- Born: September 22, 1972 (age 53) Los Angeles, California, U.S.
- Education: California State University, Northridge (BA); Yale University (MFA);
- Occupations: Playwright; Television writer; Showrunner;

= Rolin Jones =

American playwright, television writer

Rolin B. Jones (born September 22, 1972) is an American playwright, television writer and showrunner.

==Early life and education==

Jones grew up in the Woodland Hills area of Los Angeles, California, and graduated from El Camino Real High School in 1990. He studied filmmaking and English at Cal State Northridge and graduated from the Yale School of Drama in 2004.

==Career==
===Playwright===
In 1998, Jones saw his first original play Once by the Pacific produced at CSUN's campus theatre. While a grad student at Yale, he wrote The Intelligent Design of Jenny Chow, a play that draws both from the life of one of his old schoolmates, his own experience with grief, and the city he grew up in. The play had its world premiere at South Coast Repertory in 2003; Jones was named a 2006 Pulitzer Prize finalist due to his work on the play. During his MFA, Jones also wrote The Jammer, which first appeared at the New York Fringe Festival and features a dedication to the original lead actor, Kevin Rich. He also wrote several short plays, originally for the Actors Theater of Louisville's Humana Festival, that were later produced together as Shortstack at Wellfleet Harbor Actors Theatre.

===Screenwriter===
Jones's first screenwriting credit came from the show Weeds; he wrote several episodes during its first four seasons, starting in 2005. He then joined Friday Night Lights as a writer and supervising producer for its fourth season in 2009 and wrote the episodes "The Son" and "Laboring". He was nominated for two Writers Guild of America Award for Best Drama Series for his work on the series and received a 2010 Emmy Award nomination for Outstanding Writing for a Drama Series for "The Son".

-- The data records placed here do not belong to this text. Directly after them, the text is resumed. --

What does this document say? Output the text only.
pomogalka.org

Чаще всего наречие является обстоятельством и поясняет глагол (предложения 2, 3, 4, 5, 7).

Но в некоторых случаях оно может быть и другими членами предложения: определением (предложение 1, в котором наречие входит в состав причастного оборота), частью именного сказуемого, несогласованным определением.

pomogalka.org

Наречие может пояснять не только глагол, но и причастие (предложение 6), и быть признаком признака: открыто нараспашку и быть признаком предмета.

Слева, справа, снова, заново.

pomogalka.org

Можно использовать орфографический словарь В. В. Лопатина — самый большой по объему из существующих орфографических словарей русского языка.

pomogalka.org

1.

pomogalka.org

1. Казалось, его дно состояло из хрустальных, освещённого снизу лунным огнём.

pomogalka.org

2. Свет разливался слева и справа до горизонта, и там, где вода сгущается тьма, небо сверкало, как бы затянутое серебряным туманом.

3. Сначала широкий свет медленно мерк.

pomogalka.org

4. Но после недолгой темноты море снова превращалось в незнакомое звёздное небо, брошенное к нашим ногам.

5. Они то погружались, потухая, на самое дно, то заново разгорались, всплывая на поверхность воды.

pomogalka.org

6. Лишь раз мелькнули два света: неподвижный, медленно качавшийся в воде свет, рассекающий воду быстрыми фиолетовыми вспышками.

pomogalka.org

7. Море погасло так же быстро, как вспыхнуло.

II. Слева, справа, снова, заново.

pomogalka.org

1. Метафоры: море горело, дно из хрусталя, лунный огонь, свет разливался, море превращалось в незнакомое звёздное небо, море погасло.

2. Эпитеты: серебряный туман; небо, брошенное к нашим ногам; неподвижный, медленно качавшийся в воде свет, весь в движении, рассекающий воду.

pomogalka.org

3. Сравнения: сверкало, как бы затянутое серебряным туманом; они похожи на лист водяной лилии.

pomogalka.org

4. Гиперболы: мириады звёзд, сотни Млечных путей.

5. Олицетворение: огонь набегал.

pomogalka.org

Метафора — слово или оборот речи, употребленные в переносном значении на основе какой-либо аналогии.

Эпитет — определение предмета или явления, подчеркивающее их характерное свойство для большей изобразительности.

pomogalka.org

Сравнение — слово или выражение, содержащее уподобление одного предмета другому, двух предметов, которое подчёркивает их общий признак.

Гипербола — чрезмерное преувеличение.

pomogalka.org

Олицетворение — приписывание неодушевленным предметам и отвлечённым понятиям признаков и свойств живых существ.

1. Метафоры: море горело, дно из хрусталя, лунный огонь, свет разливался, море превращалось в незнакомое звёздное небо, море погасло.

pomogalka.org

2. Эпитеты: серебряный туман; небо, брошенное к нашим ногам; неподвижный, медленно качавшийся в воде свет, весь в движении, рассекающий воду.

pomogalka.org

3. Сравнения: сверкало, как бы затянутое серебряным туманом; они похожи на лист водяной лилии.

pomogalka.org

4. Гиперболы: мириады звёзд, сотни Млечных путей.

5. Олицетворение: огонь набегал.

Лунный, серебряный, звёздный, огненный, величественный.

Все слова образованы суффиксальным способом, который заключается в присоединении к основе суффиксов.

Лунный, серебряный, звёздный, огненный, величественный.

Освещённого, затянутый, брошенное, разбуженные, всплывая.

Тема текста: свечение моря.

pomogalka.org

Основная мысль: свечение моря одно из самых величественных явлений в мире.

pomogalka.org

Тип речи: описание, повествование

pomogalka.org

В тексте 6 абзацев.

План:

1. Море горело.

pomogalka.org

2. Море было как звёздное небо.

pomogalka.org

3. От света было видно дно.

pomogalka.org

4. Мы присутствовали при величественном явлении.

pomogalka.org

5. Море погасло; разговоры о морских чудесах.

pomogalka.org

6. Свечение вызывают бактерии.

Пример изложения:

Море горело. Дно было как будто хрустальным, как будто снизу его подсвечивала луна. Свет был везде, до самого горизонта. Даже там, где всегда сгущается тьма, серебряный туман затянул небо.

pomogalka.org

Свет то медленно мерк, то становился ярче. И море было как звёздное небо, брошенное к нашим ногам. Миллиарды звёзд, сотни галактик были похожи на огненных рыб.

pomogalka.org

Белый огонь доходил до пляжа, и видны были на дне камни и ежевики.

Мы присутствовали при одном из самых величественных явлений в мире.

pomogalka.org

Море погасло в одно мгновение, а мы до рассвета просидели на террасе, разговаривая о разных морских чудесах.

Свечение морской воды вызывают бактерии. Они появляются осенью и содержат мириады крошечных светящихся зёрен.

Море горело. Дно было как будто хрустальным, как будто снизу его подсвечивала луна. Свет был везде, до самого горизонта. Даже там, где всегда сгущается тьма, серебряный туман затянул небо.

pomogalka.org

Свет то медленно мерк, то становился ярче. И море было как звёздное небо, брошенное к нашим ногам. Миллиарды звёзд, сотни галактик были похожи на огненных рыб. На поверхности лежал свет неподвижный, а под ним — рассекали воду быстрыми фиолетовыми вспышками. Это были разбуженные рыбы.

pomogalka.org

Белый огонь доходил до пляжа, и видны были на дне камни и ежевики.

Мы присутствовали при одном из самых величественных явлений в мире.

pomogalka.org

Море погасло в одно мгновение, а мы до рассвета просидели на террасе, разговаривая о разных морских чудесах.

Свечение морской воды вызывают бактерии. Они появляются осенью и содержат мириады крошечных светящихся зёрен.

Between 2011 and 2015, Jones wrote episodes for several shows including United States of Tara, Boardwalk Empire, Low Winter Sun, and Life in Pieces.

On August 25, 2017, Jones was announced as an executive producer and writer for HBO's historical drama series Perry Mason, along with Ron Fitzgerald, in replacement of Nic Pizzolatto. He and Fitzgerald left in 2021 and were replaced by Jack Amiel and Michael Begler.

On June 24, 2021, Jones was announced as the creator, showrunner, and writer for AMC's television adaptation of Anne Rice's Vampire Chronicles. The series premiered on October 2, 2022 under the name Interview with the Vampire, already renewed for a second season that released on May 12, 2024. The renewal for a third season was announced by AMC on June 26, 2024 and returned on June 7, 2026 under the name The Vampire Lestat. Jones was nominated for a Gotham Independent Film Award for Breakthrough Series in 2023 for the show's first season as well as a Derby Gold Award for Best Drama episode in 2025 for the seventh episode of season two, "I Could Not Prevent It". The renewal for a fourth season was announced by AMC on July 24, 2026 with Jones being replaced by Hannah Moscovitch as a showrunner and serving only as an executive producer.

===Executive producer===
On top of being the showrunner of Perry Mason and Interview with the Vampire, Jones served as an executive producer for United States of Tara, Boardwalk Empire, Low Winter Sun, and Life in Pieces as well as Smash and The Exorcist.